More traditional forms of advertising continue to create long-term value for firms.
Amid the march to digital advertising the power of traditional radio, TV, cinema, direct mail and outdoor advertising has been rather sidelined in recent years.
But a study co-authored by Professor Andrew Stark shows that there is still considerable value for companies from these more traditional forms of advertising – and not just from a marketing point of view.
Specifically, his research shows a positive link between advertising spending and firm performance for persistent advertisers and major media advertisers in general. It concludes that information on advertising expenditures serves as a positive signal about future earnings, and investors could find this information useful in revising their estimates of a firm’s valuation.
The paper examines whether major media advertising expenditures help in predicting future earnings. It considered the role of media advertising in firms’ marketing efforts and concludes that persistent advertisers are more likely to benefit from advertising activities in creating long-lived intangible assets.

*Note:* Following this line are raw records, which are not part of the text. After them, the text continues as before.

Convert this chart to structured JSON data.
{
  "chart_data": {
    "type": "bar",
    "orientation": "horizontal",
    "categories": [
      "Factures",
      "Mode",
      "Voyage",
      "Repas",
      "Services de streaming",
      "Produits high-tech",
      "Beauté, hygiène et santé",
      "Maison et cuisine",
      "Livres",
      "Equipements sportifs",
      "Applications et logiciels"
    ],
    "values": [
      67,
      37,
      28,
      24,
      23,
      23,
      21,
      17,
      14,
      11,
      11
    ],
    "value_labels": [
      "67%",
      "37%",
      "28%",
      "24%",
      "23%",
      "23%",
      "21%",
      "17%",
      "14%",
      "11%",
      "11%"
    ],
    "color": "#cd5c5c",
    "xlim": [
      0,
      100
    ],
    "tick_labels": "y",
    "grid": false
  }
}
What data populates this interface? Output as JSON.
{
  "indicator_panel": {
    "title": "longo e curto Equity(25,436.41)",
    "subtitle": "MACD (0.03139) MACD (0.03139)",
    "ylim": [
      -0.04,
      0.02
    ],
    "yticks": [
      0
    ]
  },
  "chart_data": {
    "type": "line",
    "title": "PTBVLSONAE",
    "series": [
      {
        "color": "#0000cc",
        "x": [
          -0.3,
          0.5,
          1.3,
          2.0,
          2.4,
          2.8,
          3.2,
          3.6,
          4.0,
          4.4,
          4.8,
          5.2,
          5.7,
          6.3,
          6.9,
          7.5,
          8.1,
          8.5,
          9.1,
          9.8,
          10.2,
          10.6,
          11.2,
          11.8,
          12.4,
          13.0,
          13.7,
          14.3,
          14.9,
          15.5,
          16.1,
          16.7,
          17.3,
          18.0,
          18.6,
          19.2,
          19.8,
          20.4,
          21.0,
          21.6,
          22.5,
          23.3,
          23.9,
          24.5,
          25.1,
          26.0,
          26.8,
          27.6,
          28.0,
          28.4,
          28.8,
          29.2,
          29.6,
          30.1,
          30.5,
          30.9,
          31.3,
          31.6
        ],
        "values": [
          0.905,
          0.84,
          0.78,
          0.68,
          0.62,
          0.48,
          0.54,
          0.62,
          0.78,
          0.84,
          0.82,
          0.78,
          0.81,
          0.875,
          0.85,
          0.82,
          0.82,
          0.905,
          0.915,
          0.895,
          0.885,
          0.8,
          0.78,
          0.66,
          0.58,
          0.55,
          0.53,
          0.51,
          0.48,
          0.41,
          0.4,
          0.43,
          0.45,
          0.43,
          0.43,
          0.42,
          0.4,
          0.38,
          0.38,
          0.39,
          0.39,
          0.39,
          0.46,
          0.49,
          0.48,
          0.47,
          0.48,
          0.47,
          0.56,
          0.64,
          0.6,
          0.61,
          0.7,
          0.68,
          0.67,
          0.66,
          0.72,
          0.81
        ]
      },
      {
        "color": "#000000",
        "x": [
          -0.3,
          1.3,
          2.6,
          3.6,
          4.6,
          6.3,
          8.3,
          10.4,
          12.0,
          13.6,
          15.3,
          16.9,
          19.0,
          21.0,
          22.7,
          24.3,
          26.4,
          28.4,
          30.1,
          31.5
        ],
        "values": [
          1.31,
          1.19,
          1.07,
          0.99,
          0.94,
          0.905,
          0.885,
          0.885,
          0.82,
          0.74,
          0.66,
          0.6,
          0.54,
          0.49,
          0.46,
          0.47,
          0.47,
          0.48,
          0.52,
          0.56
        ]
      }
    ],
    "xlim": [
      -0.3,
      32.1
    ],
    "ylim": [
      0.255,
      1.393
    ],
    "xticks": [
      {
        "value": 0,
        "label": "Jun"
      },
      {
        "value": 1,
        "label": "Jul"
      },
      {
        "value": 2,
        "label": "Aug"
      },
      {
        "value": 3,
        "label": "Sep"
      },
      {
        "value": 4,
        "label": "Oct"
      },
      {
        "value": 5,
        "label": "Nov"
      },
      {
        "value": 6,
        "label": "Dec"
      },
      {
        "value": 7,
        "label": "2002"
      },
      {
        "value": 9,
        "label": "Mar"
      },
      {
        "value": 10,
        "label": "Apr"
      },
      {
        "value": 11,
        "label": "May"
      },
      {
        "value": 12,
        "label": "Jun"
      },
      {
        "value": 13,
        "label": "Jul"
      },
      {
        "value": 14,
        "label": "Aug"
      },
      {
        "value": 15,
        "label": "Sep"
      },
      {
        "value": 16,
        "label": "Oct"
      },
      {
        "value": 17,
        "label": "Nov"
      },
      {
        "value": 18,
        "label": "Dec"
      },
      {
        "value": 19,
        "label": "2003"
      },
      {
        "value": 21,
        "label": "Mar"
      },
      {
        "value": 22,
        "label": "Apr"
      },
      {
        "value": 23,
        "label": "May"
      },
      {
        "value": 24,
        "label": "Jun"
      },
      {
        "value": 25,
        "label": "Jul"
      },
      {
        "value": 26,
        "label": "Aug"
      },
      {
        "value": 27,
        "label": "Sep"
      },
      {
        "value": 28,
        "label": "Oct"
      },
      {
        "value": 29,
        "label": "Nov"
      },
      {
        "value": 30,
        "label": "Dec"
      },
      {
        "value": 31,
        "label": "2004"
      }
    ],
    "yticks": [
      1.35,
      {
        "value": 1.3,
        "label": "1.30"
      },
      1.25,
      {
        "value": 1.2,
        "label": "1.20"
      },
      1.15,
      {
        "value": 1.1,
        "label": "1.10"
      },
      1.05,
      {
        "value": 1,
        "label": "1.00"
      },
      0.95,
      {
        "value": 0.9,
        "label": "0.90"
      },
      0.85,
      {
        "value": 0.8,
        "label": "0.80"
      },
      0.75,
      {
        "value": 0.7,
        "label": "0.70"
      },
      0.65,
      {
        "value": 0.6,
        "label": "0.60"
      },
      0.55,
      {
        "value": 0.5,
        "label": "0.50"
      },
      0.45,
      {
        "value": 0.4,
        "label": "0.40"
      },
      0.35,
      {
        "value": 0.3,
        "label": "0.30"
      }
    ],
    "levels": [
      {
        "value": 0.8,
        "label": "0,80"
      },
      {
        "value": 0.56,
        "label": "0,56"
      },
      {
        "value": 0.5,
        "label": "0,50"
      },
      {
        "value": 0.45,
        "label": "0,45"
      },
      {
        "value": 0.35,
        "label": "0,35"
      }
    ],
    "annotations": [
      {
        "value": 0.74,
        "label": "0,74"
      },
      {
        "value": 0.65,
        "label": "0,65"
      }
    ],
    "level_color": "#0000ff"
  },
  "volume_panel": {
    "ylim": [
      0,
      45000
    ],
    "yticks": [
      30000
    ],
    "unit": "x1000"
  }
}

Employing a sample of persistent UK advertisers over the period 1997–2013, the paper finds that advertising expenditures are significantly and positively associated with firms’ future earnings and market value.
Said Professor Stark: “Despite the recent rise in digital advertising budgets, traditional advertising media still appear to be effective in positively influencing firms’ performance. These findings have implications for marketers in providing evidence of the general value generated by firms’ advertising budgets.”
The research theme emerged out of doctoral work at Alliance MBS with two of Professor Stark’s co-authors - Syed Zulfiqar Ali Shah and Saeed Akbar – two of his former PhD students.
He stresses, however, that they were not specifically thinking about a ‘digital versus traditional’ media analysis when they started out.
As he explains: “Where we came from was a criticism that financial statements were failing to recognise many important yet intangible assets, such as those created by research and development activities and advertising spend, and that they should be included as assets in a firm's balance sheet. We suggest that if companies were to at least provide information on advertising expenditures then, likely as not, that would be useful to investors.”
Professor Stark says the study is especially relevant in the current environment which has seen a shift to the digital economy and to firms with future earnings and market valuations largely based on intangible assets.
“Our findings not only have important implications for regulators in devising future financial reporting policies with regard to advertising, but also inform investors and other stakeholders (eg analysts, researchers) seeking to understand the nature of advertising expenditures. They strengthen the arguments for expanded disclosure of advertising and other intangible assets in the financial statements of firms.”
He does though add that there are caveats. “Firstly, we only examine major media advertising expenditures. Therefore, our analyses do not capture the full extent of other advertising activities.
“Secondly, accounting standard setters would need to deliberate on a common description of what constitutes advertising costs, and also consider whether it might be useful to break advertising costs down into different elements (eg media advertising expenditures, production costs, etc.).”
He argues, however, that the results provide a useful starting point for any deliberations that UK or international accounting policy-makers might make over the issue of the disclosure of information on advertising activities.
“It would be interesting for future researchers to explore why, unlike firms in the US that are relatively more inclined to disclose advertising expenditures, firms in the UK are reluctant to voluntarily disclose such information, resulting in the absence of reliable advertising data.”